Grande Encyclopédie Larousse 1971-1976Éd. 1971-1976
I

islām (suite)

L’islām médiéval consistait ainsi en une constellation d’États qui reconnaissaient leur appartenance à des communautés se donnant pour la « vraie » communauté musulmane, chacune dirigée par un imām donné. L’allégeance envers celui-ci se manifestait suivant les cas par l’obéissance à son pouvoir temporel, à ses directives ou simplement en lui reconnaissant une autorité suprême en ce qui regardait les règles de vie de la communauté. Souvent elle se réduisait à la mention de son nom dans la khuṭba, le prône de la prière commune du vendredi. Certains califes et lignées de califes furent de purs figurants conférant quelque légitimité au souverain qui les hébergeait. L’ensemble peut être défini comme formant un bloc idéologico-politique, ainsi que le monde communiste d’aujourd’hui, professant une même foi qui conditionne des éléments (au moins) de culture commune, n’ignorant pas d’ardentes divisions, des luttes implacables, mais, vu de l’extérieur, présentant une sorte d’unité, susceptible de devenir réelle devant une menace commune. L’usage commun du calendrier musulman, dont l’an 1 est celui de l’émigration (hidjra, « hégire ») de Mahomet à Médine en 622 de l’ère chrétienne, celui de l’écriture arabe sont, par exemple, des signes extérieurs visibles de cette unité. Le symbole du croissant est apparu très tard.

Si, en pratique, une zone séculière existe, conçue même comme distincte (d’où la vieille expression dīn wa-dawla, « la religion et l’État »), les règles qui s’y appliquent ne peuvent se légitimer par aucun corps de doctrine autonome doté d’une autorité comparable à celle de la loi religieuse. Les nombreuses activités propres de l’État, du secteur politique, peuvent toujours être dénoncées (et le sont en fait) comme des violations, en leur essence même, de la seule foi valide, la loi religieuse. On s’en tire, poussés par la nécessité pratique, par des subterfuges (hiyal) juridiques et par l’hypocrisie.

On ne peut faire ici l’histoire des États musulmans. Disons seulement que leur expansion a été réalisée à la fois par la conquête et par le prosélytisme. Les conquêtes ont créé des États dont les plus puissants ont englobé des éléments monothéistes, voués au statut de « protégés » (ahl al-dhimma, les « gens de la protection », ou ahl al-kitāb, les « scriptuaires », détenteurs d’une Ecriture révélée). Le prosélytisme intérieur, dans les frontières de l’État défini par la conquête, s’est fait surtout par l’action lente des avantages de toutes sortes (fiscaux notamment) que comportait l’adhésion à l’idéologie de l’État.

Le prosélytisme extérieur, au sein d’États et de communautés non musulmanes, s’est fait souvent par la propagande de colonies de commerçants musulmans. L’Afrique noire a été touchée à partir du xe s., l’Indonésie à partir du xiie s.

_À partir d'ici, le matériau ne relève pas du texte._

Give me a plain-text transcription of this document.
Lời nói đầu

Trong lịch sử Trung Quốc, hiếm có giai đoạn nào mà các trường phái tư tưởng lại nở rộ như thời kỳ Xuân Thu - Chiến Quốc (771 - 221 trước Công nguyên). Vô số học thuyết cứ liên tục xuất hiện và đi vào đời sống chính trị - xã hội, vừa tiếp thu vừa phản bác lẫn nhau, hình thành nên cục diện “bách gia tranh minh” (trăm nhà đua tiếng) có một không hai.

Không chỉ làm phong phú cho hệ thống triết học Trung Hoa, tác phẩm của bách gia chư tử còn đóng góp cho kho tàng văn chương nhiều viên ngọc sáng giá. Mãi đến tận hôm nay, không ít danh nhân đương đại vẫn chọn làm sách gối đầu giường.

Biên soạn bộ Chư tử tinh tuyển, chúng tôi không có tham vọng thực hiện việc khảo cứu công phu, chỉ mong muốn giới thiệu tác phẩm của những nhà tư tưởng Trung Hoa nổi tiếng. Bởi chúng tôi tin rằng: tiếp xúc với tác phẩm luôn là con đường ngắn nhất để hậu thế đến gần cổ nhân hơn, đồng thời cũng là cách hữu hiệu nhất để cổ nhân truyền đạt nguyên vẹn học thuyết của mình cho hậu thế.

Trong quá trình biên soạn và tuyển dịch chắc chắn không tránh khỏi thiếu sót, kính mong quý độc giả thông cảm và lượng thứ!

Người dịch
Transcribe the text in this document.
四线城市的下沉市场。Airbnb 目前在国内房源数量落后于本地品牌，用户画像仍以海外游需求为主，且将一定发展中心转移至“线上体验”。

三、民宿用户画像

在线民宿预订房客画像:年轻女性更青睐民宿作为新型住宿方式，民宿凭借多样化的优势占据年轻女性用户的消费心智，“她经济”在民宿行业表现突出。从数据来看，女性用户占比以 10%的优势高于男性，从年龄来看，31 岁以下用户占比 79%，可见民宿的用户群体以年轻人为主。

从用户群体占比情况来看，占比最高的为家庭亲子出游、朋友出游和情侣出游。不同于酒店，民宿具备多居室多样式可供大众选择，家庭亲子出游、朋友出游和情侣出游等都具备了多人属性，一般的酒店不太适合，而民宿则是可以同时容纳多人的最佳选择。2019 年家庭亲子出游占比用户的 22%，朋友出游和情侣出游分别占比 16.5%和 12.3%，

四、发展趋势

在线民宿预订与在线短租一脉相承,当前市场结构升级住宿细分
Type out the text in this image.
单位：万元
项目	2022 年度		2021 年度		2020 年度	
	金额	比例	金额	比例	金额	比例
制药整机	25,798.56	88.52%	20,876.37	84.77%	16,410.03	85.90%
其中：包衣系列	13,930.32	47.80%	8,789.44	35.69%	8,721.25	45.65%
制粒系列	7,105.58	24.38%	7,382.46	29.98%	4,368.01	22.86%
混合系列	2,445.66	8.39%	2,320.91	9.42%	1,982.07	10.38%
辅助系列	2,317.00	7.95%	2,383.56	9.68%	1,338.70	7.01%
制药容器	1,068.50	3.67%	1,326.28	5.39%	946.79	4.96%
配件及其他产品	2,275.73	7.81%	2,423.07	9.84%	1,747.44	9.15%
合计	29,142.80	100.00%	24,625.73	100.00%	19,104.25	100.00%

La prédominance arabe du début s’est rapidement effacée au sein d’abord de l’Empire ‘abbāsside (750-1258), cosmopolite et idéologique. L’élément ethnique turc domine au Proche-Orient dans les structures politiques à partir du xie s. L’élément iranien, d’un poids culturel très fort dans l’Empire ‘abbāsside, affirmera son autonomie surtout à partir du xvie s. dans le cadre de l’État persan, qui adoptera alors la forme chī‘ite de l’islām comme idéologie d’État. La structure dominante du xvie au xxe s. sera l’Empire ottoman, d’idéologie sunnite. C’est un État cosmopolite, très tolérant envers les minorités ethniques et religieuses malgré la brutalité fréquente de ses méthodes de soumission. Il est dominé par une dynastie turque qui revendique l’autorité califale. Effrité par le nationalisme des chrétiens balkaniques, appuyés par l’Europe, il sera abattu par la Première Guerre mondiale, et l’État nationaliste turc qui lui succédera en Anatolie abolira le califat en 1924.


La civilisation musulmane

Dans les frontières du califat omeyyade et ‘abbāsside, le brassage des traditions culturelles, des hommes, des idées et des marchandises a amené la formation d’une nouvelle civilisation, qu’on peut appeler la civilisation musulmane. Toutes les ethnies existant dans ce vaste domaine ont apporté à celle-ci leur contribution. Mais cette civilisation s’organisait autour de l’idéologie d’État, l’islām, et avait pour langue dominante l’arabe apporté par l’ethnie qui avait fondé la nouvelle religion et le nouvel Empire.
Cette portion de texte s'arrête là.